Apart from the regular demographic information, VAS score for neck pain and arm pain was collected for each patient. The extent of disability and degree of myelopathy were noted by means of Nurick grade, Myelopathy Disability index (MDI) and Japanese Orthopedic Association (JOA) scores. In addition, Neck disability index (NDI) score was also collected. All the above clinical parameters were collected pre-operatively, POD 7, at 6 weeks and at 3 months.

2) Radiological Data

All patients underwent pre-operative dynamic radiographs to r/o any instability. Magnetic Resonance imaging (MRI) with all relevant sequences and CT scan of the cervical spine (occiput to D2) was done in all patients pre-operatively and on POD 2. On both MRI and CT, routine observations regarding alignment of the spine, levels of involvement, compression of the spinal cord, any intrinsic changes within the cord were observed (Figure 2). The important parameters which were included for analysis are the following: (1) Cross-sectional area – Dural sac – measured pre-operatively and post-operatively (Figure 3); (2) Cross-sectional area – Spinal cord – measured pre-operatively and post-operatively (Figure 3); (3) Post-operative signal change on T2W axial MRI image (Figure 4) – measured separately for Superficial group (paraspinal muscle, PSM) and Deep group (Semispinalis cervicis, SSC) and graded as 1, 0%–25%; 2, 26%–50%; 3, 51%–75% and 4, >75% of cross-sectional area of the muscle group affected. Measurements were taken separately at each disc level from C2-3 to C6-7.
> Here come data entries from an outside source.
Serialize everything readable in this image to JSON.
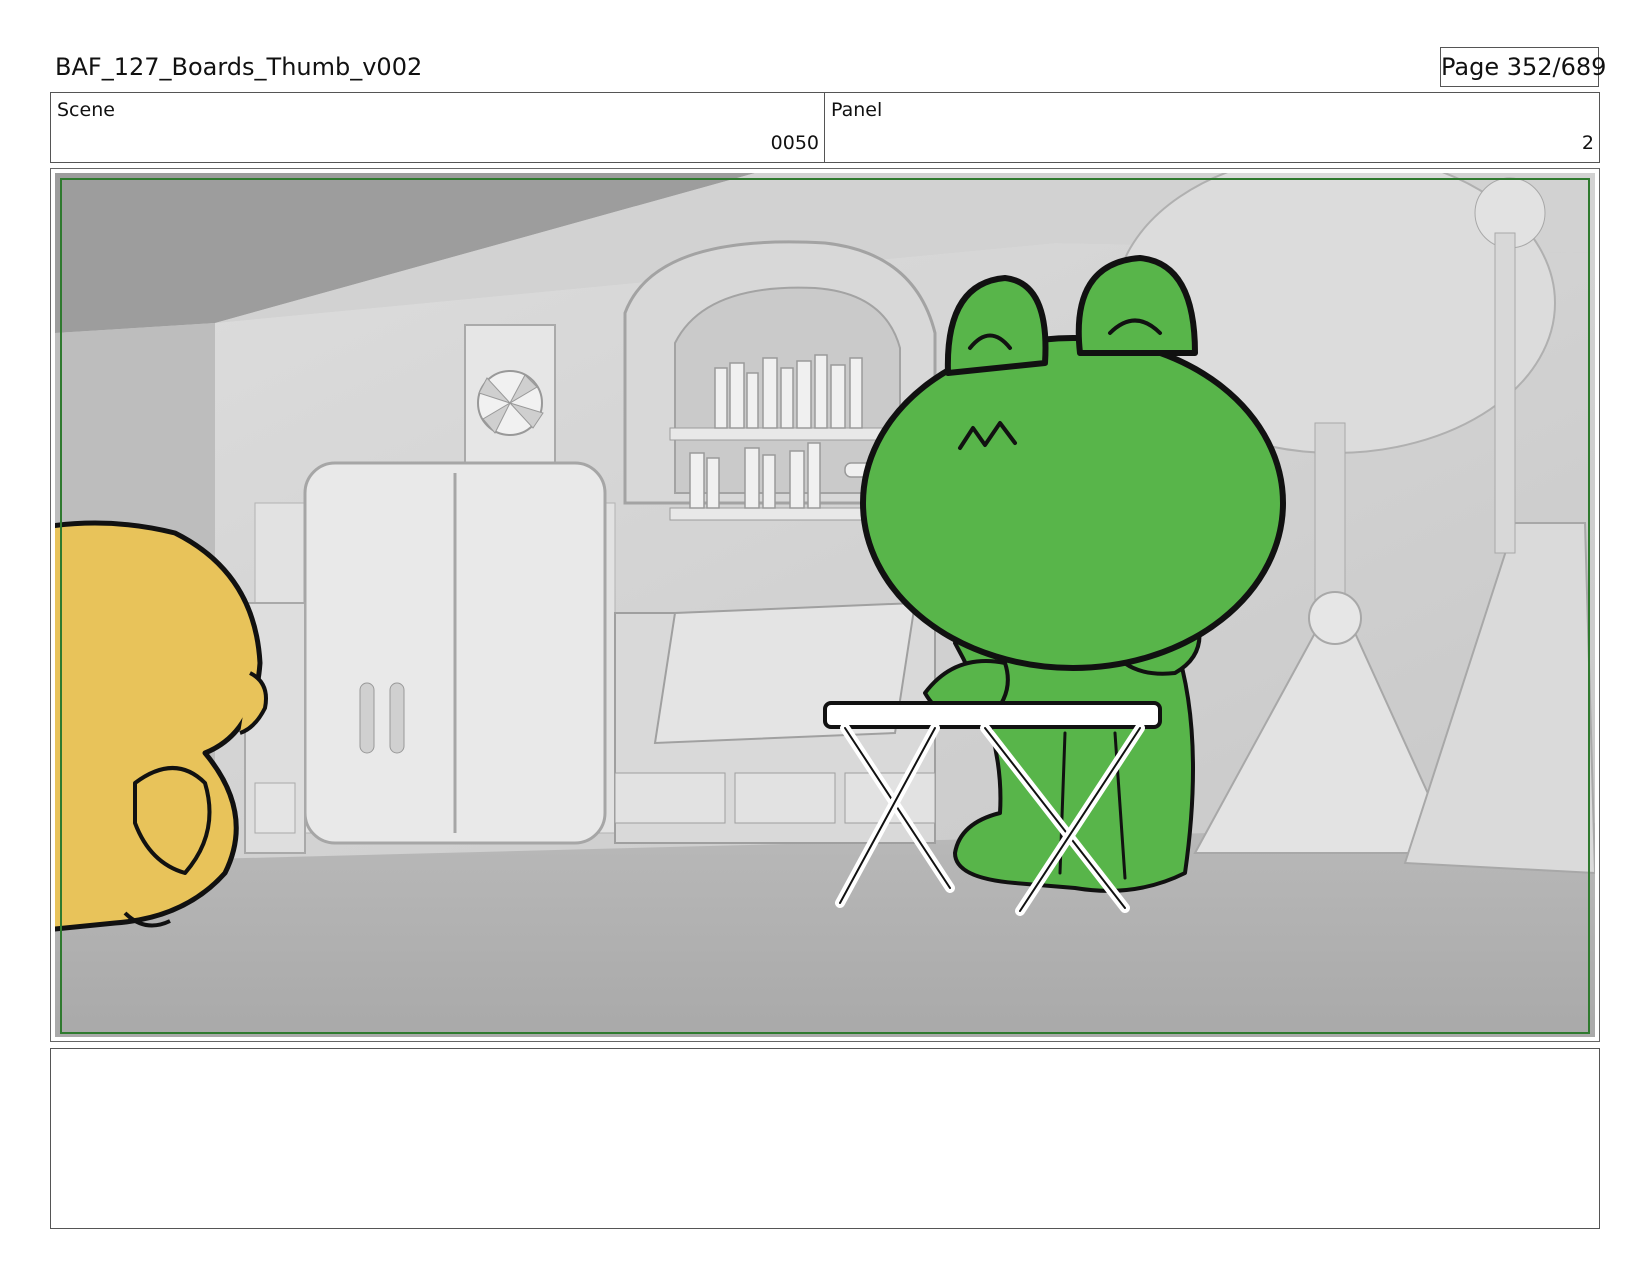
{
  "document": {
    "title": "BAF_127_Boards_Thumb_v002",
    "page_label": "Page 352/689"
  },
  "header": {
    "scene_label": "Scene",
    "scene_value": "0050",
    "panel_label": "Panel",
    "panel_value": "2"
  },
  "panel": {
    "frame_color": "#2f7a2f",
    "frog_color": "#58b54a",
    "chick_color": "#e8c35a",
    "background_tone": "#c9c9c9"
  },
  "notes": {
    "text": ""
  }
}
3) Laboratory (Biochemical) Data

Biochemical response to tissue injury was assessed by observing C-reactive protein (CRP), Erythrocyte sedimentation rate (ESR), Total Leucocyte count (TLC) and Creatine Phosphokinase (CPK) levels and trends following surgery in all patients. All the above parameters were assessed pre-operatively, POD 1, POD 3, POD 5 and on POD 7.

4) Physical Data

Evaluation of maximum Isometric contraction strength of Neck Extensor Muscles was done using a pressure biofeedback device (Figure 5). The initial cuff pressure of this device was set at 40 mmHg. The patient was in supine lying with the cuff of the device placed below the external occipital protuberance. The patient was asked to lie down on a hard plinth in relaxed supine position ensuring normal cervical lordosis after the device was placed. The patient was advised to push the cuff down with isometric contraction of the neck extensor muscles without contracting the shoulder girdle muscles. Then the change in grade was recorded. Three movements with 2 minutes rest between them were repeated and the averages of obtained scores were recorded as the maximum isometric contraction strength of neck extensor muscles. These measurement were recorded for all patients in both groups pre-operatively and at 6 weeks following surgery.

3. Statistical Analysis

Statistical analysis was performed using SPSS software (2015, version 23.0; IBM Corp., Armonk, NY). Descriptive statistics with median values and interquartile variations were calculated and tabulated as shown below. Intergroup variations between MIS and Open groups were analyzed using non-parametric longitudinal design tests (Mann-Whitney U and mixed ANOVA).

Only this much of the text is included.